Co-Chair, The Canadian Institute for Advanced Research (CIFAR) – Astrobiology Workshops. 2009, 2010, 2012
Member, NSERC Ecology and Evolution Grant Selection Committee (2008-2011)
Member, NSERC Interdisciplinary Grant Selection Committee (2009-2010)
Professor Whyte's research projects focus on examining microbial biodiversity and ecology in the Canadian high Arctic where very unique habitats exist, using both classical microbiology and novel genomics-based molecular techniques for studying microbial communities. These habitats include unique cold saline springs, permafrost and ground ice, and ice shelf microbial matt communities.

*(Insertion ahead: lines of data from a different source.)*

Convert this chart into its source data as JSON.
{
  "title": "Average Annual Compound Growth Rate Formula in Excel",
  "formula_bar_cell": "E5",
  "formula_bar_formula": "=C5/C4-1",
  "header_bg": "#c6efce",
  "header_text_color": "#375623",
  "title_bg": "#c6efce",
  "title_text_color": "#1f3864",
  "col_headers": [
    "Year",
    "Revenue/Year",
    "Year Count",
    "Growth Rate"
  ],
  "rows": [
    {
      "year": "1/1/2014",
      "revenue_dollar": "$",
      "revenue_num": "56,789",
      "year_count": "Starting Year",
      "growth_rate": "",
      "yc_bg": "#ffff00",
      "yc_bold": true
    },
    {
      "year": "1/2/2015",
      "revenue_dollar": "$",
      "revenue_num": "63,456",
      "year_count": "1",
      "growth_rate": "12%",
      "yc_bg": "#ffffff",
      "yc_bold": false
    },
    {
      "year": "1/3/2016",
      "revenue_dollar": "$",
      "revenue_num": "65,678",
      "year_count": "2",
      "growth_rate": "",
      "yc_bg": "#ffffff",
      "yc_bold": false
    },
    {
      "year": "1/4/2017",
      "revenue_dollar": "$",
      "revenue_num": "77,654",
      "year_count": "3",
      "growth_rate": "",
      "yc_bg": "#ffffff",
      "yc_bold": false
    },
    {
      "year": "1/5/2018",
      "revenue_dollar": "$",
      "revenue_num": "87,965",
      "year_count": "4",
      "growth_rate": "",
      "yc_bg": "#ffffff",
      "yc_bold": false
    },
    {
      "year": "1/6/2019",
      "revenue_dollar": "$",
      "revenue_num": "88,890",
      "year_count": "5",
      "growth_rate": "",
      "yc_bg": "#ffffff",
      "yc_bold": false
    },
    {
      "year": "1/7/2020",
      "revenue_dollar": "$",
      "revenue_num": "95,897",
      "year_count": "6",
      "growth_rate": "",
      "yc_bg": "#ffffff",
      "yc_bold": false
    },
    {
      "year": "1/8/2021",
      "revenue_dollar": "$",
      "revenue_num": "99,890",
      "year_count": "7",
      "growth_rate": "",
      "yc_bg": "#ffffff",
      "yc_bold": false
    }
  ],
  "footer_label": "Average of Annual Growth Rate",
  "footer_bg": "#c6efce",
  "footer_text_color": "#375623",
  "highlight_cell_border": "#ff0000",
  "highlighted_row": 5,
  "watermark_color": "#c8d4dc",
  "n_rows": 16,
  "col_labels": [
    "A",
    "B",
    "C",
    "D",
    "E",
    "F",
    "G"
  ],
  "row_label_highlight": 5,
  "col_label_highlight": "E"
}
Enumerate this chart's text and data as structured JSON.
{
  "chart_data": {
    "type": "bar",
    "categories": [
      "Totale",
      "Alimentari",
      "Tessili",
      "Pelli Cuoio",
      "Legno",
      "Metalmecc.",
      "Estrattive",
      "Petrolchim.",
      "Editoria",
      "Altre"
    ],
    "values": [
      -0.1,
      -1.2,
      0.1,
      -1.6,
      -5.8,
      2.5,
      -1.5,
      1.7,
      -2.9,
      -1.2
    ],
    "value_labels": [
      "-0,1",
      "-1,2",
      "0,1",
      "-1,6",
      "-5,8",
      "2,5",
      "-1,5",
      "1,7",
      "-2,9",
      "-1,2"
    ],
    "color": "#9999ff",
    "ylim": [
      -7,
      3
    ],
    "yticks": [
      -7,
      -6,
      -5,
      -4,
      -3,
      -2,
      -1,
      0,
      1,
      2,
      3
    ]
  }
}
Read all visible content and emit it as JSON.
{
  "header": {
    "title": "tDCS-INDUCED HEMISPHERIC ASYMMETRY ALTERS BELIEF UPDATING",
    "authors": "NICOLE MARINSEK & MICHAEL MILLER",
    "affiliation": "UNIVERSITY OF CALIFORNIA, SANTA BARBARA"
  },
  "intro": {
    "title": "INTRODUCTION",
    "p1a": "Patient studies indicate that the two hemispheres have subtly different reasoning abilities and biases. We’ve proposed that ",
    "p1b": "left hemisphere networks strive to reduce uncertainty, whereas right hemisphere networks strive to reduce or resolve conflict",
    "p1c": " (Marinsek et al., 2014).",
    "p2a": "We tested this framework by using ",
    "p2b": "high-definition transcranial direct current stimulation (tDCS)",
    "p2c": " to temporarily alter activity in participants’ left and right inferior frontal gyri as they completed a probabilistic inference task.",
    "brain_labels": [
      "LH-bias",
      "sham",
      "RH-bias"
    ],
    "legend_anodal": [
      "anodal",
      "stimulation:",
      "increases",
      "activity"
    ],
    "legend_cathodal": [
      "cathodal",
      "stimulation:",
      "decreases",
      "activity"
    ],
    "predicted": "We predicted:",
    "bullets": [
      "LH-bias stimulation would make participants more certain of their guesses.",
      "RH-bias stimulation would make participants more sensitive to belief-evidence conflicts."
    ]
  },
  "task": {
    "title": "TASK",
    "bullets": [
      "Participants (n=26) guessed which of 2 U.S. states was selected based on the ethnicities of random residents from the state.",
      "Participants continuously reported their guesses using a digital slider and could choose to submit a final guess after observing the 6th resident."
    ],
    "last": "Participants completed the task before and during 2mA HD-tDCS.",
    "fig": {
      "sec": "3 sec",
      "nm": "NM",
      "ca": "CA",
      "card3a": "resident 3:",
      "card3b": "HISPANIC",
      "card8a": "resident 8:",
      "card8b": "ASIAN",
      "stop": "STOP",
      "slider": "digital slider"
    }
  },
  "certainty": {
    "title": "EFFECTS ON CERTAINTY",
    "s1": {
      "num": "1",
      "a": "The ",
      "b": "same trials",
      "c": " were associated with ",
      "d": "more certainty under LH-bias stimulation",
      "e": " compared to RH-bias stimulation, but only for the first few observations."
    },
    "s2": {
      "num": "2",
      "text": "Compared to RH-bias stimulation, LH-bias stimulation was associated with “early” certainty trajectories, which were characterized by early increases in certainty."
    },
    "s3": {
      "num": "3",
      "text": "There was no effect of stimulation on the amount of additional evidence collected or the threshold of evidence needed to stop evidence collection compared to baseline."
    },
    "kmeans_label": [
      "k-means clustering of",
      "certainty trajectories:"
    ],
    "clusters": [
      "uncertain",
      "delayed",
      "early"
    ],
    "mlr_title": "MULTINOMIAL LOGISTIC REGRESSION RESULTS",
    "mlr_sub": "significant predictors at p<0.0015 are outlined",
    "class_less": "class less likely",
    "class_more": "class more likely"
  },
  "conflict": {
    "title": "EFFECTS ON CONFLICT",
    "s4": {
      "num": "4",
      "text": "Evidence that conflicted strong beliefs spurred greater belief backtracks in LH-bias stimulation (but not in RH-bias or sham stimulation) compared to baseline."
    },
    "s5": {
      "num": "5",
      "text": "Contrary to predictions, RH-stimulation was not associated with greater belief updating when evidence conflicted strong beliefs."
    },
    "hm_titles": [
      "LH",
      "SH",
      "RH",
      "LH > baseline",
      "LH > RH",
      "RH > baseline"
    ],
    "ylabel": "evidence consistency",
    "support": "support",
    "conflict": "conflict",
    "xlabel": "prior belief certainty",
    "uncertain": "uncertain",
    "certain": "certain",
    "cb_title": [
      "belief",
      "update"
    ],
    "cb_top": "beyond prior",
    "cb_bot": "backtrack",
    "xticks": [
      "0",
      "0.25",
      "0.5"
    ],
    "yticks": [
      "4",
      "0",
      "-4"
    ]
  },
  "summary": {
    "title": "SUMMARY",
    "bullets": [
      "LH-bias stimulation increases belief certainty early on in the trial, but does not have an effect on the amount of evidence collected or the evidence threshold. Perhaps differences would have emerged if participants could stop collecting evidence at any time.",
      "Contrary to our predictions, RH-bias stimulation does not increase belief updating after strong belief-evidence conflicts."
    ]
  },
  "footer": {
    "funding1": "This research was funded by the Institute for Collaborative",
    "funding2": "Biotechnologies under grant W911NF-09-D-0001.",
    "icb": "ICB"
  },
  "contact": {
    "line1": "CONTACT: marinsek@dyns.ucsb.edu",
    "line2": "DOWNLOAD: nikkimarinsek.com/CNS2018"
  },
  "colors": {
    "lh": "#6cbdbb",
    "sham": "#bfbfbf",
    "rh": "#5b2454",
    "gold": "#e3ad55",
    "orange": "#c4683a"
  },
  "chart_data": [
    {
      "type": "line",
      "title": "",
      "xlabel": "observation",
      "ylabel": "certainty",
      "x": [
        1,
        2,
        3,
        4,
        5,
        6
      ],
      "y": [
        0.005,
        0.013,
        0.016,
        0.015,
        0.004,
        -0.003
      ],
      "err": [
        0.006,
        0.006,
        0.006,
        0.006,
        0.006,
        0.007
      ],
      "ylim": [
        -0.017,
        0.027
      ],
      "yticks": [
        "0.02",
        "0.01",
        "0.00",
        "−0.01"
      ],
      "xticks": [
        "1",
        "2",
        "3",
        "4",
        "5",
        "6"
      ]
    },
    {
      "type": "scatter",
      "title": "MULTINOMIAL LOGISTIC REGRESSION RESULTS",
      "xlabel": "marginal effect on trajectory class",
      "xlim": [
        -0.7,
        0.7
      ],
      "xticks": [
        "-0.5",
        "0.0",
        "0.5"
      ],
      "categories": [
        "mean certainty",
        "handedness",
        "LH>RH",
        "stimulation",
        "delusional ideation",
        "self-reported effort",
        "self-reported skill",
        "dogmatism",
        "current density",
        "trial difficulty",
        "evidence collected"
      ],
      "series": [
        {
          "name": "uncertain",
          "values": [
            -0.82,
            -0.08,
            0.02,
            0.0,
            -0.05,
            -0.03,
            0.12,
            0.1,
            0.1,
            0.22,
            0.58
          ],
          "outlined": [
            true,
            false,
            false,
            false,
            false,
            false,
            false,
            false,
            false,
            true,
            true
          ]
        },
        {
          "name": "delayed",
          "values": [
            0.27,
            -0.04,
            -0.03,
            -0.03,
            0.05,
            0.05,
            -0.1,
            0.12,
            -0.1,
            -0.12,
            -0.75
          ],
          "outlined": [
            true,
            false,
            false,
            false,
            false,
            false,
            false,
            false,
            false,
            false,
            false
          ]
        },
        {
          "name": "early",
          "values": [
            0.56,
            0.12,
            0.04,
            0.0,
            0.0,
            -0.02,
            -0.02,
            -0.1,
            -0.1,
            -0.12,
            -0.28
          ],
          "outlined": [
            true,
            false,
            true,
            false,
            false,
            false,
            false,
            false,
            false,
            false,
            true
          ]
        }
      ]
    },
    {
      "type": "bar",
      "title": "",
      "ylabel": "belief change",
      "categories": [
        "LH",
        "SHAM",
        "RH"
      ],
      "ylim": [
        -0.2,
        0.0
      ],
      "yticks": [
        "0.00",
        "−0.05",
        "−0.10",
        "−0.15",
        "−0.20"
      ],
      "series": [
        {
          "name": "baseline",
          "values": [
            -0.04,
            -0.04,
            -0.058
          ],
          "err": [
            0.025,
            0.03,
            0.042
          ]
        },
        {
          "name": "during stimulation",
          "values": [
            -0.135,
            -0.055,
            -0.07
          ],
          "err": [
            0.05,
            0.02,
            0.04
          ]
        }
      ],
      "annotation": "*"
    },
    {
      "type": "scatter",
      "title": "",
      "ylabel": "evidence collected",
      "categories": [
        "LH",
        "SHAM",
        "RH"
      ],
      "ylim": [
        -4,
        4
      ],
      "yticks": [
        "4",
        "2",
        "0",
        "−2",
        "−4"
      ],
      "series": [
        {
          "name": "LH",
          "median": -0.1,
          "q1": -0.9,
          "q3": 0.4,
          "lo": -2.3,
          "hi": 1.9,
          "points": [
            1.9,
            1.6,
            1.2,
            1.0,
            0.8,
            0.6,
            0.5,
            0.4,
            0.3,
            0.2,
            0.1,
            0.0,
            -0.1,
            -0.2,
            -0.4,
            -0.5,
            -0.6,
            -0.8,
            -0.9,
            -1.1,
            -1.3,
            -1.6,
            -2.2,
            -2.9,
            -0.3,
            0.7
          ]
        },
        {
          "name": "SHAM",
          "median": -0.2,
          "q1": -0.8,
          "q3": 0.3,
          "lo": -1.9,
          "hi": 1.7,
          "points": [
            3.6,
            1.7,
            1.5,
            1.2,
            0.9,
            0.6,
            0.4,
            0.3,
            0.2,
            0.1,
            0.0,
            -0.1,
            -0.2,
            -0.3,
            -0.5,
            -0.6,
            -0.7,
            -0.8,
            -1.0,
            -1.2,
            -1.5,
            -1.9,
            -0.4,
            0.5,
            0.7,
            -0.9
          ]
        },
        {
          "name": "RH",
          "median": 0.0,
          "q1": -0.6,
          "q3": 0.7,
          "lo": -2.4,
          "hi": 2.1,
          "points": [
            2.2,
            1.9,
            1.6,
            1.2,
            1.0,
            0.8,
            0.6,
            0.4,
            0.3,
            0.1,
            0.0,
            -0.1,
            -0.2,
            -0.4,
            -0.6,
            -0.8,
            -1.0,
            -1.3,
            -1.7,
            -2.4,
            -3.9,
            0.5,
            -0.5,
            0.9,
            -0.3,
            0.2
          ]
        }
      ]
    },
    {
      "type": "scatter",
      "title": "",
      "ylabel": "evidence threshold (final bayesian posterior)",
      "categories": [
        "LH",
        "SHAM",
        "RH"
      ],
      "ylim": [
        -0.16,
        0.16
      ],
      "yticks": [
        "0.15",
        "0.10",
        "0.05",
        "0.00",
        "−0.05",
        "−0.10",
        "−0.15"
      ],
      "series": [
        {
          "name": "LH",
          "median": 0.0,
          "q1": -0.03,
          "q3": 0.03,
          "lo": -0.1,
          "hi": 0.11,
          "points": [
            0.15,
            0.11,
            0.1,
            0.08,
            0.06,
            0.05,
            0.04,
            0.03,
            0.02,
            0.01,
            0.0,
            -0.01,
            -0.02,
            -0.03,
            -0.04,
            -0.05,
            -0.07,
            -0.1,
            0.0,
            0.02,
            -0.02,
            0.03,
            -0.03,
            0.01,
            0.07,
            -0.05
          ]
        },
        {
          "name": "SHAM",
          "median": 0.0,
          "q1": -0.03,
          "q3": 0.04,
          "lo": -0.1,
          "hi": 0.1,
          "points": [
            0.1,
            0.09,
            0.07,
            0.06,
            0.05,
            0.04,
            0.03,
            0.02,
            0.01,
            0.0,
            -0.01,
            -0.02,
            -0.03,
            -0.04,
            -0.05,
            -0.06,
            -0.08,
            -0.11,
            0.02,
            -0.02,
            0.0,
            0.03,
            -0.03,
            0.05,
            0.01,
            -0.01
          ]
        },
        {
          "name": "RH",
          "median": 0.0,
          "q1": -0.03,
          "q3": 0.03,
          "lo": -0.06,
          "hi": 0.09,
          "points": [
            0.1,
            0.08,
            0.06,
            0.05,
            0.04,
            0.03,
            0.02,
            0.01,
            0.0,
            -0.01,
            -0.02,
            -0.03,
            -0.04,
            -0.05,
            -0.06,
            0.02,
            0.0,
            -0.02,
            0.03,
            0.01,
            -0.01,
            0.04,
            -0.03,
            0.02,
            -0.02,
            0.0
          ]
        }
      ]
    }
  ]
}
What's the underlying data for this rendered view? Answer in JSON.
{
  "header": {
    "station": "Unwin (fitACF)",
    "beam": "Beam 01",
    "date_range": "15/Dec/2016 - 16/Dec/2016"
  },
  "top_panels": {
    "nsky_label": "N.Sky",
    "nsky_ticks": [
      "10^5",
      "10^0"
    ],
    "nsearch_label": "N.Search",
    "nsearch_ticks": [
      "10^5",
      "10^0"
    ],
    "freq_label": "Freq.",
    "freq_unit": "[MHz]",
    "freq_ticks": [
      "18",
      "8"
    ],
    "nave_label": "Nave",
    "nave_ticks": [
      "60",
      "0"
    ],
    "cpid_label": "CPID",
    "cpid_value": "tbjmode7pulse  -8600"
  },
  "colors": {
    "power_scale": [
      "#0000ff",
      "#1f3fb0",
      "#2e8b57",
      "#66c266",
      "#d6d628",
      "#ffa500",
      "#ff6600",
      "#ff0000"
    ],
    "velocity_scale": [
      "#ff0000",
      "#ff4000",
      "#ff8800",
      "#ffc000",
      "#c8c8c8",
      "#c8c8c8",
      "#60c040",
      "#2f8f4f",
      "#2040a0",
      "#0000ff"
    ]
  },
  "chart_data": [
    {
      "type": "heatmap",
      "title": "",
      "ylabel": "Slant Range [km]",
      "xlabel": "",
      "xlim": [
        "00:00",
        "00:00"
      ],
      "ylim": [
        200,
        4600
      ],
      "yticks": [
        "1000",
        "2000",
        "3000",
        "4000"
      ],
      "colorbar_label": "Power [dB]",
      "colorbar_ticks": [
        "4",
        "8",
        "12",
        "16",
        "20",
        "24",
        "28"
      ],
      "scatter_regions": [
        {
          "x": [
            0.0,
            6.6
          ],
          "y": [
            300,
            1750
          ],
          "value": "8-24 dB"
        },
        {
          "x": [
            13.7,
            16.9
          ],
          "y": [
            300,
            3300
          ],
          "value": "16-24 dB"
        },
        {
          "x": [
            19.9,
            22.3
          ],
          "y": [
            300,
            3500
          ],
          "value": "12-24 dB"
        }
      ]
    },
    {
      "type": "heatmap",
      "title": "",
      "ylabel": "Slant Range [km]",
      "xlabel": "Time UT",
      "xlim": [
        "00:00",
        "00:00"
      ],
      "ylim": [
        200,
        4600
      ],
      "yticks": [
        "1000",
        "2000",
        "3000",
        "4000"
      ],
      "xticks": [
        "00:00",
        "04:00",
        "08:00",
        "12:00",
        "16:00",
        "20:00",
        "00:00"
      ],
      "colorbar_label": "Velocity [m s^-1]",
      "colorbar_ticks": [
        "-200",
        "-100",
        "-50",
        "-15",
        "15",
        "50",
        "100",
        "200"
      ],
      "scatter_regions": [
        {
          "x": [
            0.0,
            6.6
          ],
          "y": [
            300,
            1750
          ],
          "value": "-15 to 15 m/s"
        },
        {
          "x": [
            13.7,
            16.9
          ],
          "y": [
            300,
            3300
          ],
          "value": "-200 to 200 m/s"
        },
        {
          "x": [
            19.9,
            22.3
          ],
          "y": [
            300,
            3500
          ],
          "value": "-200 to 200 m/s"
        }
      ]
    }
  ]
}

These investigations explore the biodiversity, ecology, adaptations, and activity of microbial communities at subzero temperatures in cryoenvironments (subzero habitats) in an emerging field perhaps best described as cryomicrobiology. This area is presently very poorly understood but crucial for determining if such communities are active in situ at subzero temperatures and determining the impact of such activity on global biogeochemical cycling. The utility of these unique cryoenvironments as extraterrestrial analogs for astrobiology studies is also being examined and biotechnological applications of these microorganisms will be investigated in the longer term.
Please see the following video that highlights Dr. Whyte’s high arctic research projects
- Effects of Climate Change on Permafrost Microbial Communities
- Stable Isotope Probing and “omic” Analyses of Permafrost Samples
- Microbial Ecology and Biodiversity of High Arctic Cold Saline Springs
- Characterization of Microorganisms Capable of Subzero Growth and Activity
- Genome / transcriptomic sequencing of cryophilic microorganisms
- Microbial bioprospecting of high Arctic strains and genetic resources for cold active enzymes and antimicrobials.
- Culturing the unculturable: Isolation, identification and characterization of novel polar microbes using cryo-ichip prototypes
- Astrobiology-Related Research
- MICRO Life Detection Instrument Platform Developing and Testing (CSA)
- Microbial diversity / ecology / activity in a Mars analogue Antarctic RSL.